– Да, – вздохнул я, – одно сплошное бездонье. Вам не удержаться во мне, Маня. Вы не боитесь?
– Боюсь, – сказала она о чем-то своем. – Но и трепещу. Вы другой, не как все. Не как эти легковесные мотыльки-однодневки, которым только и нужно, что пустые развлечения да случайные связи. – Тут я пожал плечами, особенно по поводу случайных связей, но перебивать не стал. – Вас отягощает скрытая сила, теперь я поняла, поэтому вас не выдерживают предметы, они рассыпаются под вами в труху. – Я закивал, соглашаясь, – про предметы Маня была права. – Но и не только предметы. Люди наверняка тоже. Я хочу рисовать вас. Я не умею хорошо, но я люблю живопись, до боли люблю, и наверное, у меня не хватит таланта раскрыть вас всего… Но я попробую.
Я ответил на ее взволнованный взгляд своим, мрачным, опустошенным.
– Я не против, – едва долетел до нее мой подавленный голос. – Вы по обнаженной натуре не специализируетесь случайно, потому что…
Но тут кто-то стал дергать меня за рукав, и мне пришлось отвести взгляд от любительницы масла и акварели, чтобы перевести его на Инфанта. Потому что именно он и дергал.
– Лапуля, можно тебя на минуточку в коридор? – попросил он меня подозрительно вежливо. – Дело есть.
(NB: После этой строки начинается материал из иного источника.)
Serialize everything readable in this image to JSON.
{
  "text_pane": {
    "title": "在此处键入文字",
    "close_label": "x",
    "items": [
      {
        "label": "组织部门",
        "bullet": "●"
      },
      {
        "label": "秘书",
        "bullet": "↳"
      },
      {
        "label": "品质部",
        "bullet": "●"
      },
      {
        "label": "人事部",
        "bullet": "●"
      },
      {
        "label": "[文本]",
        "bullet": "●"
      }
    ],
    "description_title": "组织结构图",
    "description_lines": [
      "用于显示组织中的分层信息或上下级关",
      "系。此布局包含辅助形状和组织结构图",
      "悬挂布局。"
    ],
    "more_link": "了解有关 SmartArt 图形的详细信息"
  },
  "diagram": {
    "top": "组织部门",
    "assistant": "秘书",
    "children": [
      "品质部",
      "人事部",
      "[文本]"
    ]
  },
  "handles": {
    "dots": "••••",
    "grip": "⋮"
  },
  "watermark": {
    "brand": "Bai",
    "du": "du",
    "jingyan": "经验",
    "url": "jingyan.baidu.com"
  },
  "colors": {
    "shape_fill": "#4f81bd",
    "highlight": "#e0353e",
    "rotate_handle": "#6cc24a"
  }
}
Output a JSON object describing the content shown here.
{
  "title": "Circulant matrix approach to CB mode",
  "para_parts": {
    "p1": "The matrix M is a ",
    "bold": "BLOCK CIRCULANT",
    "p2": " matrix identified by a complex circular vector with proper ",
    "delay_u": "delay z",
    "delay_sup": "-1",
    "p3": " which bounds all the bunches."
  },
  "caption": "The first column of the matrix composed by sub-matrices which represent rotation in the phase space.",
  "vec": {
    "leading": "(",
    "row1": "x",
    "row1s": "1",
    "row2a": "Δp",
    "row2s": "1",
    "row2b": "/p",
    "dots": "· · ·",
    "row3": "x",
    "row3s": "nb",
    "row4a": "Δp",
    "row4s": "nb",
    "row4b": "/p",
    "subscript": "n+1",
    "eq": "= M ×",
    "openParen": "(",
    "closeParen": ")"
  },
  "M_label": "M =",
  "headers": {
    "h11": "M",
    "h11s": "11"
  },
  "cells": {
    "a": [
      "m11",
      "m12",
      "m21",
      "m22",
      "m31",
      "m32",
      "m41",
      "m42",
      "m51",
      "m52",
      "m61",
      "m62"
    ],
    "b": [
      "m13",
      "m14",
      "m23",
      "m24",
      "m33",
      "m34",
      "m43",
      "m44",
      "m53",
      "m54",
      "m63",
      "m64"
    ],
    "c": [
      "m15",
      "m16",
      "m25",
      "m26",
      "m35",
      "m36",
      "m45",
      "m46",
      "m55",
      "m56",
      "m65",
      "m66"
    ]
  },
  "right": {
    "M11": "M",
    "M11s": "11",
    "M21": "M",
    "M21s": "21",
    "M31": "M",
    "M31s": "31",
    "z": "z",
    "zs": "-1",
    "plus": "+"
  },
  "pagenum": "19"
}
Ох, не вовремя он меня отвлек, ведь я уже почти обо всем договорился, незаметно так, осталось лишь обсудить последние детали насчет обнаженной натуры. Например, чья она будет – моя или Манина? И в какой позе – стоящая, как у Боттичелли в «Рождении Венеры», или лежачая, как у Гойи в «Махе»? Все это надо было уточнить, но ведь и Инфанта проигнорировать я тоже не мог.
– Не утоните одна в этом трясинном мире, продержитесь в нем, пока я не вернусь, – печально напутствовал я девушку и вышел за Инфантом в коридор.